Da wir von einem Kaufabenteuer reden, musst du wohl den Fall annehmen, dass es interessiert. Schließlich kennst du dein Publikum nicht.
Jein.
Irgendeine Vorstellung FÜR WEN, also für welche Art von Spielern, für welche Interessenslagen von Spielern ein Kaufabenteuer erstellt wird, sollte man als Entwickler schon haben.
Für wirklich ALLE erdenklichen Interessenslagen wird man eh KEIN Abenteuer verfassen können. - Also beschränkt man sich auf diejenigen, die dem Thema und der Präsentation, die einen selbst interessieren, etwas abgewinnen können.
Die Sache mit der Kutsche ist das absolut Nebensächlichste in besagtem Thread und auch nicht wirklich der Rede wert (was der Rede wert ist, wurde andererseits AUCH lang und breit in besagtem Thead dem "Autoren" vollig berechtigterweise unter die Nase gerieben).
In JEDEM cinematischen Rollenspiel werden solche "gescripteten Szenen" eingesetzt.

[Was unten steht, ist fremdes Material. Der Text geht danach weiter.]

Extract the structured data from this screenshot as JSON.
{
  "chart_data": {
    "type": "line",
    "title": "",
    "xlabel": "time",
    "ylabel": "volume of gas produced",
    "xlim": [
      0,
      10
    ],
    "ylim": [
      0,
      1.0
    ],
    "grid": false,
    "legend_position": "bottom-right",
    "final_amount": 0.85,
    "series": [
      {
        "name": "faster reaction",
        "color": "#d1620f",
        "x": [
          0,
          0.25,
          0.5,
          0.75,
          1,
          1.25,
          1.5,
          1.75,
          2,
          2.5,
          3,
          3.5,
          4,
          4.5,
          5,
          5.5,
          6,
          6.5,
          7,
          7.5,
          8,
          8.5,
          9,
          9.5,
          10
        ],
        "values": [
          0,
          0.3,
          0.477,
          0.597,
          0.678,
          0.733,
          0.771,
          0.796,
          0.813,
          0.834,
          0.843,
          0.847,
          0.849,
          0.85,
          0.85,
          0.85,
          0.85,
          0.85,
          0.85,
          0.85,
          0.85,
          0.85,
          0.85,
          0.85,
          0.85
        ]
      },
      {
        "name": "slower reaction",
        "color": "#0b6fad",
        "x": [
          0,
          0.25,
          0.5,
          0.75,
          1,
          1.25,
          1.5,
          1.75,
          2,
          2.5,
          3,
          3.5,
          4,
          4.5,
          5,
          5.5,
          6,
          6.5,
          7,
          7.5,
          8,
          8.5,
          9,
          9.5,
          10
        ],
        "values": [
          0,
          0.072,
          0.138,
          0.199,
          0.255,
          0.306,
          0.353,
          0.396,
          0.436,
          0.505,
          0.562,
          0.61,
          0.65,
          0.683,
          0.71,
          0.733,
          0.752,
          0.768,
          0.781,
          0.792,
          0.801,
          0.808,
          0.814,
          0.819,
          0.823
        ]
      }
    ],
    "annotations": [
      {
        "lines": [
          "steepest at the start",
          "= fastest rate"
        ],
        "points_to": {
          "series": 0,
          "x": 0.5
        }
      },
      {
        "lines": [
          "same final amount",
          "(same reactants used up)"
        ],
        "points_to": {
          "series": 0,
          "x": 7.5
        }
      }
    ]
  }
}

NATÜRLICH kommen die Helden gerade eben an die Stelle des Überfalls, wo die Schurken ihr Tagewerk gerade eben vollbracht haben! Das ist doch viel interessanter, als wenn sie an einer noch unversehrten Kutsche vorbeifahren und nichts passiert (was die SCs mitbekämen). Und es ist auch viel interessanter, als wenn sie an die Überfallstelle kämen und die Kutsche bereits beseitigt wurde, die Leichen bestattet sind, und nur noch wenige Spuren von einem länger zurückliegenden Überfall zeugen (warum sollten die SCs überhaupt nach solchen Spuren suchen, wenn sie keinen Anlaß GEBOTEN bekommen?).

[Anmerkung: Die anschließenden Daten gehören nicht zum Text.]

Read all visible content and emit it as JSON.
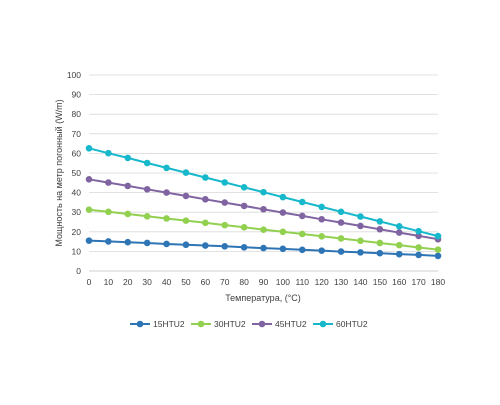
{
  "chart_data": {
    "type": "line",
    "title": "",
    "xlabel": "Температура, (°C)",
    "ylabel": "Мощность на метр погонный (W/m)",
    "x": [
      0,
      10,
      20,
      30,
      40,
      50,
      60,
      70,
      80,
      90,
      100,
      110,
      120,
      130,
      140,
      150,
      160,
      170,
      180
    ],
    "xlim": [
      0,
      180
    ],
    "ylim": [
      0,
      100
    ],
    "yticks": [
      0,
      10,
      20,
      30,
      40,
      50,
      60,
      70,
      80,
      90,
      100
    ],
    "grid": "horizontal",
    "legend": "bottom",
    "series": [
      {
        "name": "15HTU2",
        "color": "#2e75b6",
        "values": [
          15.5,
          15.1,
          14.7,
          14.3,
          13.8,
          13.4,
          13.0,
          12.6,
          12.1,
          11.7,
          11.3,
          10.8,
          10.4,
          9.9,
          9.5,
          9.1,
          8.6,
          8.2,
          7.7
        ]
      },
      {
        "name": "30HTU2",
        "color": "#92d050",
        "values": [
          31.3,
          30.2,
          29.1,
          27.9,
          26.8,
          25.7,
          24.6,
          23.4,
          22.3,
          21.1,
          20.0,
          18.9,
          17.7,
          16.6,
          15.4,
          14.3,
          13.2,
          12.0,
          10.9
        ]
      },
      {
        "name": "45HTU2",
        "color": "#8064a2",
        "values": [
          46.8,
          45.1,
          43.4,
          41.7,
          40.0,
          38.3,
          36.6,
          34.9,
          33.2,
          31.5,
          29.8,
          28.1,
          26.4,
          24.7,
          23.0,
          21.3,
          19.6,
          17.9,
          16.2
        ]
      },
      {
        "name": "60HTU2",
        "color": "#17b8cc",
        "values": [
          62.6,
          60.1,
          57.7,
          55.1,
          52.6,
          50.2,
          47.7,
          45.2,
          42.7,
          40.2,
          37.7,
          35.2,
          32.7,
          30.2,
          27.8,
          25.3,
          22.8,
          20.3,
          17.8
        ]
      }
    ]
  }
}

Das paßt auf genau diese Weise auch in tausenderlei andere Settings von Pulp (von Kugeln einer skrupellosen Schwarzbrenner-Bande durchsiebte Limousine), über Western (übel massakrierter Siedler-Wagenzug), und Piraten (von Piraten zerschossenes, kaum noch seetüchtiges Handelsschiff voller Leichen), bis Sci-Fi (von Aliens beschossener und geenterter Freihändler - man denke an die "Bushwhacked"-Folge von Firefly).

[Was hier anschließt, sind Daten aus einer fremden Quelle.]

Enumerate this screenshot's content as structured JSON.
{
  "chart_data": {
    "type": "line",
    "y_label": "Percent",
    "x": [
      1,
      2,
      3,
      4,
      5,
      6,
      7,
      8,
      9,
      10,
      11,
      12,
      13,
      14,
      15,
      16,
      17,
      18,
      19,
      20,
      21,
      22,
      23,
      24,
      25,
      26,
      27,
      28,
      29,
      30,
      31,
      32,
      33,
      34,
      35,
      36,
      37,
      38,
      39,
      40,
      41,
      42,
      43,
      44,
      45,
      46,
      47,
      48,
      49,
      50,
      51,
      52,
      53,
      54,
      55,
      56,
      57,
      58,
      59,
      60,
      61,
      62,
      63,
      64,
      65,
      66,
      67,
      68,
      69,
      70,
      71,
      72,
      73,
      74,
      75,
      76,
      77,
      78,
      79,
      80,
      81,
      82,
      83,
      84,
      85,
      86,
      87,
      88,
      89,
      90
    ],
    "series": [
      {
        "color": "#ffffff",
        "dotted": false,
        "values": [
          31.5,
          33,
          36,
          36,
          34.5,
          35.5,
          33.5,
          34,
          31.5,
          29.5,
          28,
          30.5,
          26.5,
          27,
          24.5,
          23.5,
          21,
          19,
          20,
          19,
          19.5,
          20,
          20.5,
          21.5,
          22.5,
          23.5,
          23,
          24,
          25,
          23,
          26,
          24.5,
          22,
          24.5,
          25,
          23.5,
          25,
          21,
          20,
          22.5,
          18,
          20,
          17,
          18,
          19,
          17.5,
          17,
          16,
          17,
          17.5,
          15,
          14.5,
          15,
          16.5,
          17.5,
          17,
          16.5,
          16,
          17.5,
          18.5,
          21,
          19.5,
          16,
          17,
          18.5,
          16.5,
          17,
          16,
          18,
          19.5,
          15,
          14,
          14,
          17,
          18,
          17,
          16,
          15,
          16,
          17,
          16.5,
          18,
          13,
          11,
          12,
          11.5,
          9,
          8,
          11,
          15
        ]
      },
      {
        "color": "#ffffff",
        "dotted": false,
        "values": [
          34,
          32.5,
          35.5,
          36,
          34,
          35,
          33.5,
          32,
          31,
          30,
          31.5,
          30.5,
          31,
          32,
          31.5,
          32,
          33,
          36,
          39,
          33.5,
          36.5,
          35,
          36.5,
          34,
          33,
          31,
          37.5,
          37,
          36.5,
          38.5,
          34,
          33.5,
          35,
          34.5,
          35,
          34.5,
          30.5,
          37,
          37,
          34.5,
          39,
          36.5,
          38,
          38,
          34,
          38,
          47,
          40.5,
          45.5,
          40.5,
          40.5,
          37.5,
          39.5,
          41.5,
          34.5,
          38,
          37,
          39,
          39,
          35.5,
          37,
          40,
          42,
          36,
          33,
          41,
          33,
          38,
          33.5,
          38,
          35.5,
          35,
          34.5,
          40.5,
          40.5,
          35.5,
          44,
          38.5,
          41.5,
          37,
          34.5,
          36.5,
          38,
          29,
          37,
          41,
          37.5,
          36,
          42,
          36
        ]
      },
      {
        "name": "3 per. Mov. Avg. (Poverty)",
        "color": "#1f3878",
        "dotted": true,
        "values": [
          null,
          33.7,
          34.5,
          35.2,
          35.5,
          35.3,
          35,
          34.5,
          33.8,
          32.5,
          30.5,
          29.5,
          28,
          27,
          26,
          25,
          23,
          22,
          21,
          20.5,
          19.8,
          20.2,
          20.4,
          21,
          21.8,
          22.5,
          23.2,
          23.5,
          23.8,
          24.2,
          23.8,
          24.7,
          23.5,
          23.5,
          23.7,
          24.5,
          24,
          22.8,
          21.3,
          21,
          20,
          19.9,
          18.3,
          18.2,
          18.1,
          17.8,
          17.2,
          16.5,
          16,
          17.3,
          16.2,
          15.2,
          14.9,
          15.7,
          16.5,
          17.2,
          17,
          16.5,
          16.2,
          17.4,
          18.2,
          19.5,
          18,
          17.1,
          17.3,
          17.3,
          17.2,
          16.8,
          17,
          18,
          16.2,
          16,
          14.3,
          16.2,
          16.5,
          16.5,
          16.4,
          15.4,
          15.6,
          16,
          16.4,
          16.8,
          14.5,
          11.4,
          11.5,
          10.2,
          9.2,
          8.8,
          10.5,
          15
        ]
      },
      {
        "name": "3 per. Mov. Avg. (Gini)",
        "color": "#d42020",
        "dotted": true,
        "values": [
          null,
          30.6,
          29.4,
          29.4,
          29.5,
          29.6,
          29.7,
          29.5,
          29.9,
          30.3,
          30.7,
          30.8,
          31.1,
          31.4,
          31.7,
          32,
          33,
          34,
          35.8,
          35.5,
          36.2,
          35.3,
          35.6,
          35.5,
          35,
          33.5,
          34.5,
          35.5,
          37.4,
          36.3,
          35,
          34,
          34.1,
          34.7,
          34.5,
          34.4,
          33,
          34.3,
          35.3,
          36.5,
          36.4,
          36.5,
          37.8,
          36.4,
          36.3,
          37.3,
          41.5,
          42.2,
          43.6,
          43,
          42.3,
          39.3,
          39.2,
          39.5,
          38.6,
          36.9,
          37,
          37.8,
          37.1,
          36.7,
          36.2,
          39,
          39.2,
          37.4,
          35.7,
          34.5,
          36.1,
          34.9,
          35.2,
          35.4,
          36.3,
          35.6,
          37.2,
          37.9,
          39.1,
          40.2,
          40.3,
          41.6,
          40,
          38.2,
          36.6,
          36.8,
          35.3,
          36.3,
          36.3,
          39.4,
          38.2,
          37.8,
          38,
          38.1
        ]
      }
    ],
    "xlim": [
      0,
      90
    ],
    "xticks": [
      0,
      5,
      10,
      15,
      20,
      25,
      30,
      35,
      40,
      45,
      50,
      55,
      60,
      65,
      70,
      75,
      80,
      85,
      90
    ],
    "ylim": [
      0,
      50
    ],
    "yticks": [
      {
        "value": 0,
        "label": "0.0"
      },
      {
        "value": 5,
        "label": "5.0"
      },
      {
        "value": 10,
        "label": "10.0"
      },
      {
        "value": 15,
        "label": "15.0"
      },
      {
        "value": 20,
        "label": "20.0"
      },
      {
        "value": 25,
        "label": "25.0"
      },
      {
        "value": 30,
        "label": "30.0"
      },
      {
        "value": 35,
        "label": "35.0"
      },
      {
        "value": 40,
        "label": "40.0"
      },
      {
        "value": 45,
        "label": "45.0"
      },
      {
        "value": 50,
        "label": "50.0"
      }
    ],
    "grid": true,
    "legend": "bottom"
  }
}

In einer reinen Sandbox mit hoher Tugend akkurater Zeitverfolgung und genauer Reiseroutenverfolgung bekommt man solche "Nicht-Szenen", solche Ereignisse nur eher zufällig hin. - Die SCs sind schneller/langsamer unterwegs - die Kutsche wurde noch nicht/wurde schon vor langer Zeit überfallen. Man bekommt glaubwürdig die aufgrund dieser Simulationsweise umgesetzten Konsequenzen geliefert. Das ist der Reiz des Sandbox-Spiels.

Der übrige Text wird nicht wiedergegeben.